HURON COUNTY – Project officials from Noble Environmental Power, LLC confirmed Monday the company has no plans to sell the Noble Thumb Windpark project – but it is gearing up to move forward.
Noble Thumb Windparks Development Manager Jeanette Hagen said the company currently is in the process of selecting a general contractor for the windpark, which is expected to be comprised of 46 wind turbines.
“We’ve gone around with inviting general contractors to come in and bid,” she said. “And the reason being, is Noble has started building in other states, we’ve kind of run short on our construction people.”
Hagen said Noble originally planned to use its own personnel to conduct the general contractor’s work.
“But we just don’t have enough people to do that,” she said.
The bids currently are at Noble’s corporate office and will be reviewed this week, Hagen said.
While the bids were being accepted, she said there’s been a flurry of activity from those interested in placing a bid on the project.
“We’ve had a ton of people coming in and asking a million questions – everything you can possibly think of,” Hagen said, adding some prospective bidders have called local truck, sand and gravel companies, cement businesses and even landowners, “which is good because it shows they’re doing their research.”
Meanwhile Noble has been working to schedule the deliveries for additional turbines that will be shipped in for the project, she said.
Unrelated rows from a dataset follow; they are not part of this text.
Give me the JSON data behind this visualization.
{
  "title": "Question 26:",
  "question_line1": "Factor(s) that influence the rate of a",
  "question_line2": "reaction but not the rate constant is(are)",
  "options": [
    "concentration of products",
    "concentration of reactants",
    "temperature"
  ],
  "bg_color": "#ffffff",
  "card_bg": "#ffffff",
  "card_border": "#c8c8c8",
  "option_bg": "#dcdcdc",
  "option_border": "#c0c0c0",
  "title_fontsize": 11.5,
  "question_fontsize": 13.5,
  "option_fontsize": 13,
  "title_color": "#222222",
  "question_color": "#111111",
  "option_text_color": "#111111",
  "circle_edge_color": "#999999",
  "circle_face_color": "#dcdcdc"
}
Hagen said the project will have 46 turbines totaling 69 megawatts of power when built.
“It will provide enough power for approximately 23,000 homes,” she said.
Noble originally had planned to erect 32 turbines at the Bingham location, Hagen said.
“But as time went on we merged the two townships (Bingham and Sheridan) into one project and decided to add nine more turbines into Bingham Township over time during 2007,” she said.
Hagen said Noble plans to resume construction on the project in the spring.
The project, which originally began in 2005, went on a hiatus because of some interconnection problems. Noble originally planned to sign an interconnection agreement with DTE, however after things fell through, the company had to work with ITC Transmission, Hagen said.
She said things were delayed when ITC had to conduct a study that took between seven and eight months to complete, and found Noble – along with other developers waiting in line to build windparks – would have to pay hundreds of millions in upgrade costs.
However, after some of the companies in line decided to drop out, ITC conducted another study that found the costs each developer would have to pay were significantly smaller than the original study quoted, Hagen said.
“Instead of hundreds of millions, it was considerably less than that, thankfully,” she said. “ … I think everybody breathed a sigh of relief.”
While construction of the Thumb windpark was on hiatus, Hagen said Noble reviewed the project and that’s when it was decided to install additional turbines.
“We looked at the project, thought how can we better it, (and) so we decided to go up to 46 turbines,” she said.
Before any construction was stalled on the project, Noble had shipped numerous turbines and parts into the area where they were being stored in the Sandusky Piling Grounds, Hagen said.
During that time, the company was able to finish about 16 access roads, but had to stop progress in 2005 because the interconnection agreement still was not finished, she said.
Project representatives continued to work behind the scenes during that time, and it took until November 2007 to get things finalized with ITC Transmission, Hagen said.
Also during the time construction of the project was on hold, Noble had shipped out some of the turbines and parts that were in Sandusky to be used for a project Noble’s building in New York, she said.
“During our hiatus, as they needed more things over in New York, they took extra parts from Sandusky,” Hagen said. “They came and got 25 of our turbines, extra wire we had … whatever we had stored here, they would come and take it if they needed it.”
She said there currently are seven full turbines in Sandusky, and the remaining 39 will be shipped in the area later this spring.
“We’ve been busy refilling our coffers – our inventory – so we’re ready to go, too,” Hagen said.
She said Noble’s excited to get the project back on track.
“Heavens, yes – it seems like we’ve been waiting so long,” Hagen said. “ … So we’re working hard to make sure the project is done as correctly and quickly as possible.”